Pour attirer les investisseurs étrangers, les autorités locales ont lancé en grande pompe le mois dernier le concept de «Lithium Valley» (la vallée du lithium), à New York, au siège du Nasdaq, la bourse des nouvelles technologies.
Promesse d’un «lithium vert»
Une entreprise canadienne, Sigma Lithium, a déjà pris les devants. Fondée en 2012, elle a commencé à extraire du lithium dans la vallée de Jequitinhonha en avril. L’objectif affiché: fournir suffisamment de minerais pour les batteries de plus de 600’000 véhicules électriques dès la première année, et trois fois plus quand la production aura atteint son rythme de croisière.
L’exploration du lithium n’est pas sans conséquence pour l’environnement, le traitement de ce minerai exigeant d’énormes quantités d’eau, alors que les réserves se trouvent surtout dans des régions frappées par la sécheresse.
Mais la compagnie s’affiche comme productrice de «lithium vert»: dans l’usine de traitement du minerai, 90% de l’eau est réutilisée par la suite et aucun produit chimique n’est employé, assure Ana Cabral-Gardner, PDG brésilienne de Sigma.
Cohabitation difficile
Mais l’idée de transformer la région en «vallée du lithium» ne fait pas l’unanimité. «Ici, c’est la vallée de Jequitinhonha, on ne peut pas faire passer un minerai devant notre identité», dit Aline Gomes Vilas, 45 ans, membre du Mouvement des personnes atteintes par des barrages miniers (MAB), qui estime que les populations locales n’ont pas été suffisamment consultées.
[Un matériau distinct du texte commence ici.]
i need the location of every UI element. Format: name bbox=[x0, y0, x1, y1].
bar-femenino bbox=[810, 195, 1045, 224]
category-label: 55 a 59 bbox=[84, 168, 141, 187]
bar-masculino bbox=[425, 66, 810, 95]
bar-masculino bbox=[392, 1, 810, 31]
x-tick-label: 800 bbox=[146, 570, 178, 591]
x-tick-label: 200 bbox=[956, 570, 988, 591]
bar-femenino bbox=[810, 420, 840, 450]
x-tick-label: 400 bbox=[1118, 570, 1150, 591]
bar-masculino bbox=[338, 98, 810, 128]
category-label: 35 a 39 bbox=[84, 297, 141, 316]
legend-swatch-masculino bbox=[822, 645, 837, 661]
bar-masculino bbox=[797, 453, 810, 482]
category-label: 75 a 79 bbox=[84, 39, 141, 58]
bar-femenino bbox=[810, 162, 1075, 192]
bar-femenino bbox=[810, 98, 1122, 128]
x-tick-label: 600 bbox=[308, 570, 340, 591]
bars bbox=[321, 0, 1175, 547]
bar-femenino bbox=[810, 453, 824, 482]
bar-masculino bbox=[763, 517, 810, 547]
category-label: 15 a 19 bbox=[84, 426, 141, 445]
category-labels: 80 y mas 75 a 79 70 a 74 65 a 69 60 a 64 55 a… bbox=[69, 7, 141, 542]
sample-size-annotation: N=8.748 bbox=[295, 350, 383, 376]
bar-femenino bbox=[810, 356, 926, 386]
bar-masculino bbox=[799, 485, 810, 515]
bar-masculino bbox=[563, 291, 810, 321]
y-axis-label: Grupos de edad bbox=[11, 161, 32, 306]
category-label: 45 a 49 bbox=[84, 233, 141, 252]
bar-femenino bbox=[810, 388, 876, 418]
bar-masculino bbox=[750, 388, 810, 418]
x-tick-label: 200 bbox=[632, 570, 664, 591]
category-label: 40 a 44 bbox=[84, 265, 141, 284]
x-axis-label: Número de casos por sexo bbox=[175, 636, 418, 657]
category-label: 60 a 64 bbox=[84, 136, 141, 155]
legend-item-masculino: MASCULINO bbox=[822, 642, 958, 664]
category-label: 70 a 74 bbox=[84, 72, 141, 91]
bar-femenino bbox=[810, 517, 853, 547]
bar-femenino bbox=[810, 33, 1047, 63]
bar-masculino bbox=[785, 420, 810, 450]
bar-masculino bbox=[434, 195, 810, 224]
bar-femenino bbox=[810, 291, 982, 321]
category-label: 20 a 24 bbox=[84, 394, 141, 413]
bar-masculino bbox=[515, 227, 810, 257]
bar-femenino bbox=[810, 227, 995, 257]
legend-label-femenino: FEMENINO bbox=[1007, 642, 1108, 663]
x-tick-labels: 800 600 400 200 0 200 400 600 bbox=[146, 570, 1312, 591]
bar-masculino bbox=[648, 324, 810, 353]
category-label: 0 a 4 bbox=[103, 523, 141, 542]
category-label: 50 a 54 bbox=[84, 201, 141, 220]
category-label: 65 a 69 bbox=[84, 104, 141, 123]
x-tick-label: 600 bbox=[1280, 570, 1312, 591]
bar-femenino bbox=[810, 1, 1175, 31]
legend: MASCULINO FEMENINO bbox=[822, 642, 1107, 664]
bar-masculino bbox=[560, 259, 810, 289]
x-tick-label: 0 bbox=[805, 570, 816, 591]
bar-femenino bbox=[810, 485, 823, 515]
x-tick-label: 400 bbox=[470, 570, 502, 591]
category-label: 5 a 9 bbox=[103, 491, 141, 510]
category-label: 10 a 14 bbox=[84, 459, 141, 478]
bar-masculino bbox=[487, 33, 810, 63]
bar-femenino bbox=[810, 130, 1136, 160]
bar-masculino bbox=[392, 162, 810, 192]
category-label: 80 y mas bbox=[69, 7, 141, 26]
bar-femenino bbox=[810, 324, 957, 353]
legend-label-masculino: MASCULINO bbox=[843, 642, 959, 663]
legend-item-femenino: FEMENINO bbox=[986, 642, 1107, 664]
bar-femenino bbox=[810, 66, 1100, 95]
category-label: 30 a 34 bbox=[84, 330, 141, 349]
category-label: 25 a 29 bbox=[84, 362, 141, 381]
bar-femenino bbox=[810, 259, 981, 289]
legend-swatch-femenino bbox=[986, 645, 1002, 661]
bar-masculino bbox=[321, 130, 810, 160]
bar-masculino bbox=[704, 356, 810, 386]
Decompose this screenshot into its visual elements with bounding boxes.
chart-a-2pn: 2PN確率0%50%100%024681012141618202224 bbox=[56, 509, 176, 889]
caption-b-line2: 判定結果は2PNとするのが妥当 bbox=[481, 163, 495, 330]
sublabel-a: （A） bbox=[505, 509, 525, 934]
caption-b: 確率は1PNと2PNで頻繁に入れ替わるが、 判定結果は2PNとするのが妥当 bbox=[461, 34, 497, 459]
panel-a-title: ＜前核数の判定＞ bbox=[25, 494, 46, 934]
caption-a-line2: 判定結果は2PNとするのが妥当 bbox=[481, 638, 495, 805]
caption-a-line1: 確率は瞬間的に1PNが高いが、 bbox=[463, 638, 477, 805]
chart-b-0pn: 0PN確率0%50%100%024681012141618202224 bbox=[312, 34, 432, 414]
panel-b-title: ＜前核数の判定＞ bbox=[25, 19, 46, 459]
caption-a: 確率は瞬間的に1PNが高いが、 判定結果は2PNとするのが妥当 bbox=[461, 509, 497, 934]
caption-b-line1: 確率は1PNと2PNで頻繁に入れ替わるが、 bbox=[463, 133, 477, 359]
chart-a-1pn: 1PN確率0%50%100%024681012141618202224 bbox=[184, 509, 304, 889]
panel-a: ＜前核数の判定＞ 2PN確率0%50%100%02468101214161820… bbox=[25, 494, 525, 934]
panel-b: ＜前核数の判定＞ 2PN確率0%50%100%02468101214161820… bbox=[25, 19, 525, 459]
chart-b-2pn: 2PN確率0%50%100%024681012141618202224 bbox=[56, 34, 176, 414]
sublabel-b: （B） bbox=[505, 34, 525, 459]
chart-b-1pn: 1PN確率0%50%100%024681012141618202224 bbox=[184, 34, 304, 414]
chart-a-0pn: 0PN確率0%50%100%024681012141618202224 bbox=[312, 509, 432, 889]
Elle vit à Araçuai, une des villes voisines de la mine de Sigma. «C’était une région calme, rurale, et maintenant le vacarme est permanent. On voit déjà des maisons aux murs fissurés à cause des explosions» dans la roche, dont les gravats sont ramassés par les pelleteuses pour être chargés dans les camions et être traités dans l’usine. «À chaque explosion, les murs tremblent», renchérit Luiz Gonzaga, 71 ans, qui habite juste à côté de la mine. «Pour l’instant, ils creusent encore assez loin de chez moi, mais la poussière me gêne déjà. Imaginez quand ça arrivera près d’ici».
«Faible valeur ajoutée»
Elaine Santos, chercheuse de l’Université de São Paulo (USP), critique par ailleurs le fait que le lithium extrait au Brésil est presque exclusivement destiné à l’exportation, «tandis que l’Europe et les États-Unis développent des stratégies sur l’ensemble de la chaîne, des mines à la production de voitures électriques». «Le Brésil risque d’approfondir sa dépendance, en demeurant un pays qui exporte surtout des matières premières, avec une faible valeur ajoutée», déplore-t-elle. L’extraction de lithium dans le pays remonte aux années 1920, mais la donne a changé après un décret pris en juillet 2022, lors de la dernière année du mandat de l’ex-président d’extrême droite Jair Bolsonaro. Ce décret a rendu ce marché plus attractif pour les investisseurs étrangers, en levant notamment des restrictions sur l’exportation de ce minerai.